As to punitive measures such as disinvestment, there are apparent reservations even among South Africa's staunchest critics. Bishop Tutu, long believed to advocate sanctions, now favors allowing up to two years before imposing them. Sanctions legislation being discussed in Congress would not affect US companies now in South Africa or new investment by them.
Economic withdrawal and the resulting unemployment would worsen the plight of South Africa's most disadvantaged citizens. However, US companies in South Africa have a special responsibility. At the least, this means aggressive -- not just minimal -- compliance with the Sullivan code, which calls on US companies to actively improve the status of blacks.

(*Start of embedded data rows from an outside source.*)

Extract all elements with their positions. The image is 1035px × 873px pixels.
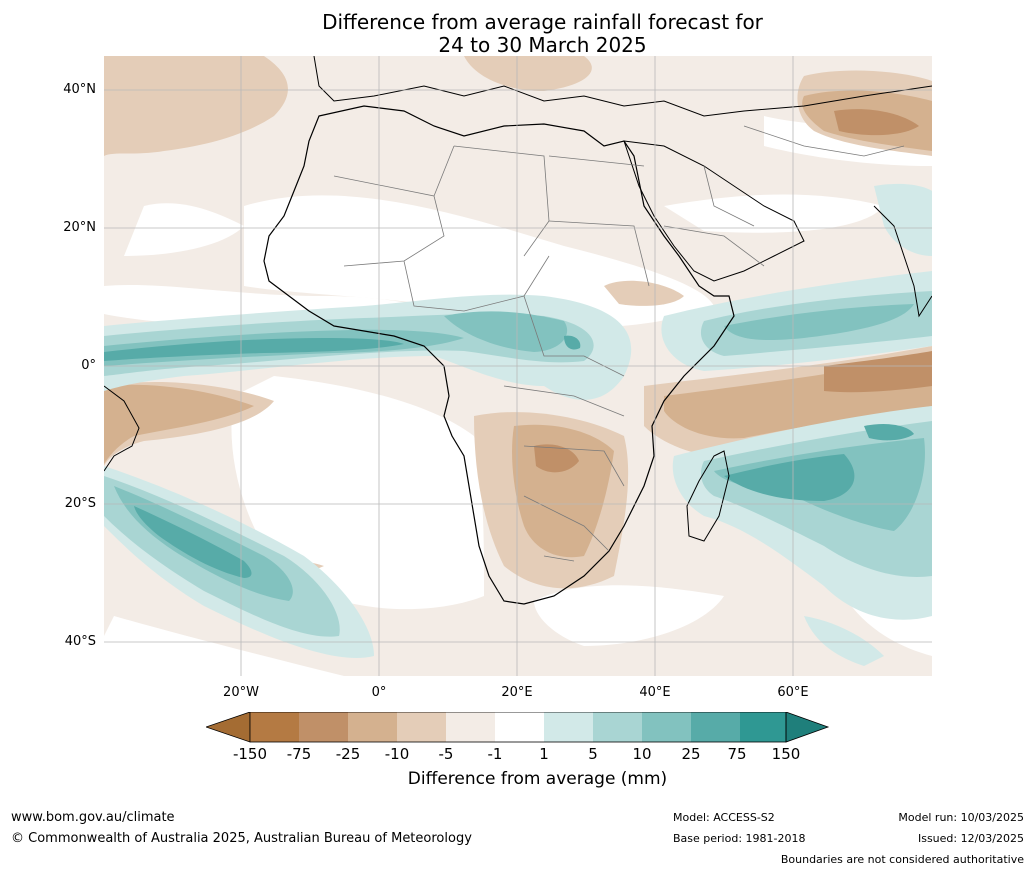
africa-coastline [263,105,735,605]
wet-zone-strong [104,335,914,578]
colorbar-label: -75 [286,745,312,763]
colorbar [206,712,830,743]
colorbar-swatch [348,712,397,742]
colorbar-extend-low [206,712,251,743]
website-text: www.bom.gov.au/climate [11,810,175,825]
colorbar-swatch [740,712,786,742]
colorbar-label: 150 [771,745,801,763]
lat-tick-0: 0° [81,358,96,373]
copyright-text: © Commonwealth of Australia 2025, Austra… [11,831,472,846]
lon-tick-0: 0° [371,685,387,700]
lat-tick-40n: 40°N [63,82,96,97]
europe-coastline [313,56,932,117]
colorbar-swatch [495,712,544,742]
colorbar-swatch [397,712,446,742]
lon-tick-40e: 40°E [639,685,671,700]
lat-tick-20n: 20°N [63,220,96,235]
lon-tick-60e: 60°E [777,685,809,700]
colorbar-label: -5 [438,745,454,763]
disclaimer-text: Boundaries are not considered authoritat… [780,853,1024,866]
colorbar-label: 1 [539,745,549,763]
rainfall-anomaly-map [104,56,932,676]
colorbar-swatch [593,712,642,742]
country-borders [333,125,905,562]
lon-tick-20w: 20°W [223,685,259,700]
south-america-coastline [104,385,140,472]
colorbar-swatch [446,712,495,742]
india-coastline [873,205,932,318]
colorbar-title: Difference from average (mm) [407,769,668,789]
colorbar-swatch [250,712,299,742]
issued-text: Issued: 12/03/2025 [917,832,1024,845]
model-run-text: Model run: 10/03/2025 [898,811,1024,824]
map-title-line-1: Difference from average rainfall forecas… [322,10,763,34]
colorbar-swatch [544,712,593,742]
graticule [104,56,932,676]
colorbar-frame [249,712,787,743]
dry-zone-strong [534,109,932,473]
colorbar-label: -1 [487,745,503,763]
map-canvas [104,56,932,676]
colorbar-swatch [691,712,740,742]
colorbar-label: 75 [727,745,747,763]
base-period-text: Base period: 1981-2018 [673,832,806,845]
lon-tick-20e: 20°E [501,685,533,700]
colorbar-label: 25 [681,745,701,763]
colorbar-label: -25 [335,745,361,763]
colorbar-label: -10 [384,745,410,763]
colorbar-swatch [299,712,348,742]
colorbar-swatch [642,712,691,742]
map-title-line-2: 24 to 30 March 2025 [438,33,647,57]
colorbar-label: 5 [588,745,598,763]
lat-tick-40s: 40°S [64,634,96,649]
arabia-coastline [623,140,805,282]
madagascar-coastline [686,450,730,542]
colorbar-extend-high [785,712,830,743]
colorbar-label: -150 [232,745,268,763]
colorbar-label: 10 [632,745,652,763]
lat-tick-20s: 20°S [64,496,96,511]
model-text: Model: ACCESS-S2 [673,811,775,824]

For its part, the US government must make official engagement truly constructive with all elements of South African society -- especially the black majority, which represents over 70 percent of the population. Congress has been providing grants to South African groups promoting a just society and aiding victims of apartheid. But we can do more to support black aspirations with assistance to black students, entrepreneurs, and others and with programs to increase communication among the races. These efforts should challenge the apartheid system. If we hope to assist in the political, economic, and cultural evolution of South Africa, we must systematically confront the government on its policy of apartheid.
South Africa's future is not without hope. This year President Botha seemed to hint at suspending forced resettlement of blacks, allowing blacks to obtain South African citizenship, and providing opportunity for blacks to own their own homes. The United States must work to ensure that he makes good on those promises.
Former Senator Charles H. Percy (R) was chairman of the Senate Foreign Relations Committee.